Par conséquent, les nombreux problèmes engendrés devraient sauter aux yeux des ministres! Peut-être que ceux-ci se disent que le temps arrange les choses...
On verra, mais c'est parti tout croche!
Félix: les bains linguistiques sélectionnent les élèves. Ici, on parle d'un programme intensif, universel et obligatoire.
Parti tout croche et c'est même pas commencé.
L'anglais intensif: plusieurs questions en suspens.
En voici deux qui me tracassent:
L'arrimage avec le secondaire et la formation des maîtres.
Voir mon billet:
http://helenejsblog.blogspot.com/2011/02/anglais-intensif-en-6e-annee-beaucoup.html
Je me méfie de toute mesure qui s'applique à l'ensemble d'une population. Quel le gouvernement ait annoncé qu'il rendrait l'apprentissage intensif de l'anglais à la 6e année du primaire plus accessible, je m'en serait réjouie.
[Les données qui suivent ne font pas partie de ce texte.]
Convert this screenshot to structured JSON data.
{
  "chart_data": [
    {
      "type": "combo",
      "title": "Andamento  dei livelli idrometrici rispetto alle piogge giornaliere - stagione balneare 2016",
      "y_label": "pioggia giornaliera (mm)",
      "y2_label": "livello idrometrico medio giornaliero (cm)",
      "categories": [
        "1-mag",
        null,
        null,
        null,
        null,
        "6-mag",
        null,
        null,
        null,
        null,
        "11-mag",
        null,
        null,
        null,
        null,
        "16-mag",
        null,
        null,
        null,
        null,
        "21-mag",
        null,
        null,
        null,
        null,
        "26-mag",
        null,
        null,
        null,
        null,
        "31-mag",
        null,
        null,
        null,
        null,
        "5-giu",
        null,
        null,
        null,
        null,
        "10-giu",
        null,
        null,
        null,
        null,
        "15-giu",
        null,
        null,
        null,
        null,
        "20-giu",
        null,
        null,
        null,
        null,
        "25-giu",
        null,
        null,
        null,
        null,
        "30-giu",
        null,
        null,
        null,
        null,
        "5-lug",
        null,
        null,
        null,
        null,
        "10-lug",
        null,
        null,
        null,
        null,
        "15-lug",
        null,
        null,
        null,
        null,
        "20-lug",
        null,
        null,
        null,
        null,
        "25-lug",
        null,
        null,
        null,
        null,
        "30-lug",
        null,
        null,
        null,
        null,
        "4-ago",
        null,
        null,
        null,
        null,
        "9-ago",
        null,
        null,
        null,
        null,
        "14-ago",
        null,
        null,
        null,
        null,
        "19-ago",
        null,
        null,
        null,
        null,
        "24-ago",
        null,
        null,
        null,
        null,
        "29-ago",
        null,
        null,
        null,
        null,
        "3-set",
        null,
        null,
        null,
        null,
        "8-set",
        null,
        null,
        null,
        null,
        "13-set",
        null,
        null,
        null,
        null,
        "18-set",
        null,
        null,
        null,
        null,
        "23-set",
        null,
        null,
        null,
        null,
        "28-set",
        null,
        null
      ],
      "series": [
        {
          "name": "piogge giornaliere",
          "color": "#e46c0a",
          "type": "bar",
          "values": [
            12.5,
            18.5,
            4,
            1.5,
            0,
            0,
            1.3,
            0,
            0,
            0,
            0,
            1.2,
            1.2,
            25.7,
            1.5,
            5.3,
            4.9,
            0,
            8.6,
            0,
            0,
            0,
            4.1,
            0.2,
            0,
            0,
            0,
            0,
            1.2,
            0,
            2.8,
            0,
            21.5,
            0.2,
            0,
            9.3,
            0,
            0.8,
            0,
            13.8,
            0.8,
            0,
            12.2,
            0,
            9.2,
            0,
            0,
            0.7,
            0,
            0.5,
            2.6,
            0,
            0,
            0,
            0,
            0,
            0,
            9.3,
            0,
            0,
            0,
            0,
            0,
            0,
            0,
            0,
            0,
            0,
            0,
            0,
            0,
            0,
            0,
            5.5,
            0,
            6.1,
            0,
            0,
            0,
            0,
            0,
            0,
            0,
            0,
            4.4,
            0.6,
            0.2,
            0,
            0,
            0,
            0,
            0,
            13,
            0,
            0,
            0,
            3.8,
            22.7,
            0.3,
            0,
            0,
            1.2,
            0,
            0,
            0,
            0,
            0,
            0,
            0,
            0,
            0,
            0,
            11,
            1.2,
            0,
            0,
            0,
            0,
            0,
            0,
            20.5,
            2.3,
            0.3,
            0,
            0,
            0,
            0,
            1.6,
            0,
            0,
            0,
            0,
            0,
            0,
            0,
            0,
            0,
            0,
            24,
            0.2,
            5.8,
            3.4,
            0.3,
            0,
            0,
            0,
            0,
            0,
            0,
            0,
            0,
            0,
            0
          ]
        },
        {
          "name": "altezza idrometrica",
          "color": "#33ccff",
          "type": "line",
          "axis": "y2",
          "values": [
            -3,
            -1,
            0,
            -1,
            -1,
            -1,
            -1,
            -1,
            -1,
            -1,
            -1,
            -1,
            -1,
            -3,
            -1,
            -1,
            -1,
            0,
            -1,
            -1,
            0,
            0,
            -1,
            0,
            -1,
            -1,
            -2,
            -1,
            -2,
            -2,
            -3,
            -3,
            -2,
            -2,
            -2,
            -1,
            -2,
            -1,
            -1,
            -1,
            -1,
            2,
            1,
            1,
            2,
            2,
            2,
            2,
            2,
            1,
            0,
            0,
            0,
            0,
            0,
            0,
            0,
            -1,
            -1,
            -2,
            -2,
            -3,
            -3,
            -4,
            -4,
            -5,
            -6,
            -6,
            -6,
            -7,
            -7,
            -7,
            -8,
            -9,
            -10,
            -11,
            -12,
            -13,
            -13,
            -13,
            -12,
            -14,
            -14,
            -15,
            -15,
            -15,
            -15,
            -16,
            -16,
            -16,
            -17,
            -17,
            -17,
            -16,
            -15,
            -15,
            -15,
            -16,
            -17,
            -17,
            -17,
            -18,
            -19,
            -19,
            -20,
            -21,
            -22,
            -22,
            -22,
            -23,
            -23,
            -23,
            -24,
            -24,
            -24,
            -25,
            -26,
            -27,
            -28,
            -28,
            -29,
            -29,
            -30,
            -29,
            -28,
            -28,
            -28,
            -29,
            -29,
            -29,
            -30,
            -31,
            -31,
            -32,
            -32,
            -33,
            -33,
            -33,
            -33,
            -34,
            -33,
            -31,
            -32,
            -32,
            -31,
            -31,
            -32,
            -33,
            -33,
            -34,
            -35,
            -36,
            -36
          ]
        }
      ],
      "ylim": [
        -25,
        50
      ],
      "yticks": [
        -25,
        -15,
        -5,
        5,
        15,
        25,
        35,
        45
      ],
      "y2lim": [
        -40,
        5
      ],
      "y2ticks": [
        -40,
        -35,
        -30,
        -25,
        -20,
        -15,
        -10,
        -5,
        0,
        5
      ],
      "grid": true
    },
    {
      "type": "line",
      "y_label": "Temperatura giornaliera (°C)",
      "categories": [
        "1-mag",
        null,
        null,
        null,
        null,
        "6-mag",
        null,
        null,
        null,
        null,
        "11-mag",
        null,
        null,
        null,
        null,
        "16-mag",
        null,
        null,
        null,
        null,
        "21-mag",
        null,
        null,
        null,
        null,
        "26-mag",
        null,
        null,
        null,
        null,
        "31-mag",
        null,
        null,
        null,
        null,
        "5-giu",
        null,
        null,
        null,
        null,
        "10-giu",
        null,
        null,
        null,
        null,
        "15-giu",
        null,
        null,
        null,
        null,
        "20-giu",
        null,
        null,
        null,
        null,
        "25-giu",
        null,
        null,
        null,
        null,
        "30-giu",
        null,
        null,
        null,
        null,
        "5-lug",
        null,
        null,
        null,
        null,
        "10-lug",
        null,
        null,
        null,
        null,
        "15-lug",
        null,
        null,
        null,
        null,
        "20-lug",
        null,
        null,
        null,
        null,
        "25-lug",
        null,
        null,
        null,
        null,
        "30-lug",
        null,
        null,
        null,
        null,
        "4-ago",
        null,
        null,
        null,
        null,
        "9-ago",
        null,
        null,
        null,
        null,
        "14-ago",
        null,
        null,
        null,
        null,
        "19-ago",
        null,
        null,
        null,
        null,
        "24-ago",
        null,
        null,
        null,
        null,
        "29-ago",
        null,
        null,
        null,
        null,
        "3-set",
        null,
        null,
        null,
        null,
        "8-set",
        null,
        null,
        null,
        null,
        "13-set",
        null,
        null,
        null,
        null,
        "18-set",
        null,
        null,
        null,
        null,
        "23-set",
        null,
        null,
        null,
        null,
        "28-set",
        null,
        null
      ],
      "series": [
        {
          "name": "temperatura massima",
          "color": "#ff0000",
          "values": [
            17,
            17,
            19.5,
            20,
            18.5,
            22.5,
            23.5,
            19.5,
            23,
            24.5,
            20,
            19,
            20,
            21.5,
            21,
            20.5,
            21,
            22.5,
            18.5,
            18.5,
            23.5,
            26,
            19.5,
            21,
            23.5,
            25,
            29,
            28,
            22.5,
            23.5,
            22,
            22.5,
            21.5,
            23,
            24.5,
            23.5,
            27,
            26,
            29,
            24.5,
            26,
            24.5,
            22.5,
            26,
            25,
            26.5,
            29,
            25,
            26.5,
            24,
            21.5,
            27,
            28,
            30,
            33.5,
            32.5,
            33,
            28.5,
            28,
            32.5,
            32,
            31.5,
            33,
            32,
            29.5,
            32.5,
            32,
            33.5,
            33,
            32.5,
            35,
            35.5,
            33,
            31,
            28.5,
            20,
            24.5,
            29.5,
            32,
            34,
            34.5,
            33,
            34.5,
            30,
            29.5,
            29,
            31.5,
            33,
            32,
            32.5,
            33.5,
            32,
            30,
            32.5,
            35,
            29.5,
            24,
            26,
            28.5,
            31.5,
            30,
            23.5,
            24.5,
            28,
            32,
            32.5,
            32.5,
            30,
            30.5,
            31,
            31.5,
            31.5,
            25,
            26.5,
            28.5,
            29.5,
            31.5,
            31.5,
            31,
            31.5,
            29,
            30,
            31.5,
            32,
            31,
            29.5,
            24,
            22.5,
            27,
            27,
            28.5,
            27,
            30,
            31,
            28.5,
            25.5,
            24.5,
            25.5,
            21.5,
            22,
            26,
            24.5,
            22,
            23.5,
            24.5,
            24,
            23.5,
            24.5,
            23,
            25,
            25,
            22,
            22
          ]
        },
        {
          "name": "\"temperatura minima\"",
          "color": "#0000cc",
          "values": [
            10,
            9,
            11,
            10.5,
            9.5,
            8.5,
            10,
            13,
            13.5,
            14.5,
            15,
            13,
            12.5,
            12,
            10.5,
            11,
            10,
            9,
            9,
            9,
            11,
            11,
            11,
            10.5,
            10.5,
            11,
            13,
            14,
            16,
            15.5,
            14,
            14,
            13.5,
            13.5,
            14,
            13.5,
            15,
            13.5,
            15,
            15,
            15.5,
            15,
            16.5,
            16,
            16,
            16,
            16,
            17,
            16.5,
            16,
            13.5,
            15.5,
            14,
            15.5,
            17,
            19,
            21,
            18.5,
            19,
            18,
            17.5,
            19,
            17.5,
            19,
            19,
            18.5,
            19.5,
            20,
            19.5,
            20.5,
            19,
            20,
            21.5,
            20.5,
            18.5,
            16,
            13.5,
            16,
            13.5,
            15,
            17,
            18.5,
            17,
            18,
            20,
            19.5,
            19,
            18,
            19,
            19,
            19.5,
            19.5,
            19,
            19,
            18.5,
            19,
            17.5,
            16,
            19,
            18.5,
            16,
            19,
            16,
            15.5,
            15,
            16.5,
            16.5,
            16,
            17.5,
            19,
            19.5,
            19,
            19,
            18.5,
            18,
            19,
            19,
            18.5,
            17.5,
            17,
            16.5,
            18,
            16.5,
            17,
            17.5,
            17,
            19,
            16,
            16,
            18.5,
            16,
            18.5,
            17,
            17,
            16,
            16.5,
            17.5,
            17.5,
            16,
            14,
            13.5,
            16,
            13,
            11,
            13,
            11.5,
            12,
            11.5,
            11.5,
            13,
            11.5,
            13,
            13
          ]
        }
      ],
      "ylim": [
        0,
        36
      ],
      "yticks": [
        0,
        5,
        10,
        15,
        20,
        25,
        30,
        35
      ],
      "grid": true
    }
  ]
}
Mais de le rendre par une loi, partout obligatoire ne prend pas compte des réalités propres aux régions, aux écoles à vocation particulière, etc. me semble irresponsable.
Mamzelle; de l'anglais intensif pour tous. Actuellement, on l'offre aux élèves doués qui n'ont aucun retard scolaire et on constate que la formule peut nuire à certains malgré tout. Alors, imaginez pour l'ensemble des élèves.
Peut-être que la prof qui a enseigné en Ontario et qui a fait la Une du JDM sera contente? Est-ce qu'on fera passer autant de tests aux profs approchés qu'à cette enseignante?
Autres temps autres moeurs?
Monsieur le professeur masqué,
Je suis en accord lorsque vous affirmez que « Ici, on parle d'un programme intensif, universel et obligatoire. »
C'était mon idée, ai-je mal formulé?